Que cherchent les Américains en Syrie ?

La situation militaire en Syrie s’améliore de semaine en semaine.

Autour de Damas, l’étau se desserre lentement mais sûrement. Plusieurs banlieues de l’est ont été libérées. Les combattants islamistes ont été évacués avec leurs armes légères et leurs familles.

Beaucoup se sont demandés pourquoi le régime syrien laissait ainsi partir sains et saufs des adversaires résolus, prêts à combattre à nouveau dès que possible. La réponse est simple :

  • tout d’abord c’est une volonté des Russes, désireux d’accélérer le processus de libération du territoire syrien et de ne pas s’embourber dans un conflit sans fin, ce que l’Amérique leur avait prédit;
  • ensuite, réduire des poches de résistances urbaines tenues par mille ou deux mille combattants aguerris pourrait se révéler très coûteux en hommes, l’armée syrienne n’en a guère les moyens;
  • enfin il faut voir où ces combattants sont envoyés : dans la province d’Idlib, dernier territoire important tenu par la rébellion, au nord-ouest du pays. Or, dans cette province, des milliers de combattants islamistes sont éparpillés, avec des intérêts antagonistes donc des règlements de compte réguliers qui font le bonheur de tous…

Il faut d’ailleurs souligner à ce propos que si l’évacuation de plusieurs banlieues de Damas a été possible, c’est aussi parce que plusieurs factions rebelles se sont joyeusement exterminées, grâce notamment aux attaques répétées de Fatah el Cham (l’ex front al Nosra) contre ses concurrents légèrement moins islamistes qu’eux. L’armée syrienne a pu observer cela avec délectation.

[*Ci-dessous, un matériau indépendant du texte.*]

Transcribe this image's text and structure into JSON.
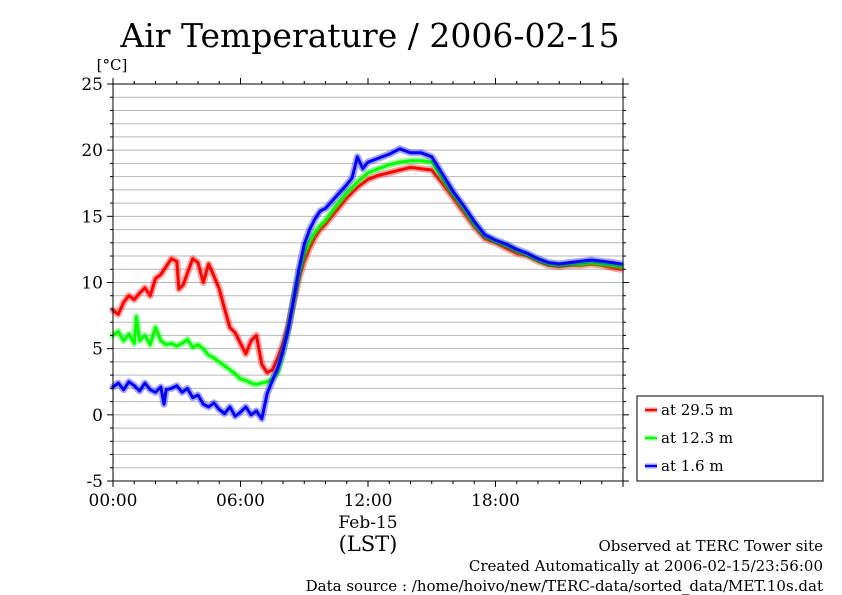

Des succès ont également été enregistrés au nord de Damas, entre Homs et Hama, où plusieurs positions islamistes ont été pilonnées et, là-aussi, des centaines de combattants islamistes ont dû se replier vers Idlib. Ceci n’est pas allé sans mal car Fatah el Cham cherche précisément à éviter de subir cette stratégie d’enfermement dans la province d’Idlib et a lancé de nombreuses contre-attaques avec des bulldozers blindés bourrés d’explosifs conduits par des kamikazes.

Une fois de plus l’apport de l’aviation russe a été décisif.

Mais le front actuel le plus important concerne bien sûr les avancées vers Raqqua, capitale de l’État islamique, située dans le centre du pays.

La grande originalité de ce front, c’est que les forces spéciales américaines y sont très présentes et soutiennent activement les kurdes, officiellement chargés de libérer Raqqa.

Raqqa n’est pas du tout située dans une zone de peuplement kurde mais qu’importe : il faut bien utiliser la chair à canon disponible, ceci évitera le retour de cercueils de boys en Amérique et des ennuis avec l’opinion publique en conséquence.

Le problème c’est ensuite : Raqqa tombera, c’est sûr, simple question de temps. Mais que feront les Américains après ? Vont-ils repartir pour finir de s’occuper de l’État islamique en Iraq et laisser les mains libres aux Russes en Syrie ? Ce serait logique mais la CIA, cet État dans l’État, ne l’entendra pas de cette oreille. De plus, avec Trump qui dit et fait n’importe quoi depuis qu’il est élu, tout est possible et surtout le pire. Il va donc falloir observer avec soin les événements des prochaines semaines car les incertitudes sont immenses.

Une seule chose est maintenant certaine mais elle est de taille : les islamistes ne prendront pas le pouvoir en Syrie. Les chrétiens syriens pourront donc progressivement reconstruire leurs maisons et leurs églises en remerciant les Russes et les Iraniens de les avoir sauvés d’un génocide programmé.

Parallèlement ils se demanderont longtemps comment leur vieille amie, la France, a pu soutenir avec autant de zèle des bandes islamistes armées et financées par le Qatar et l’Arabie Saoudite. C’est une honte collective qu’il faudra réparer.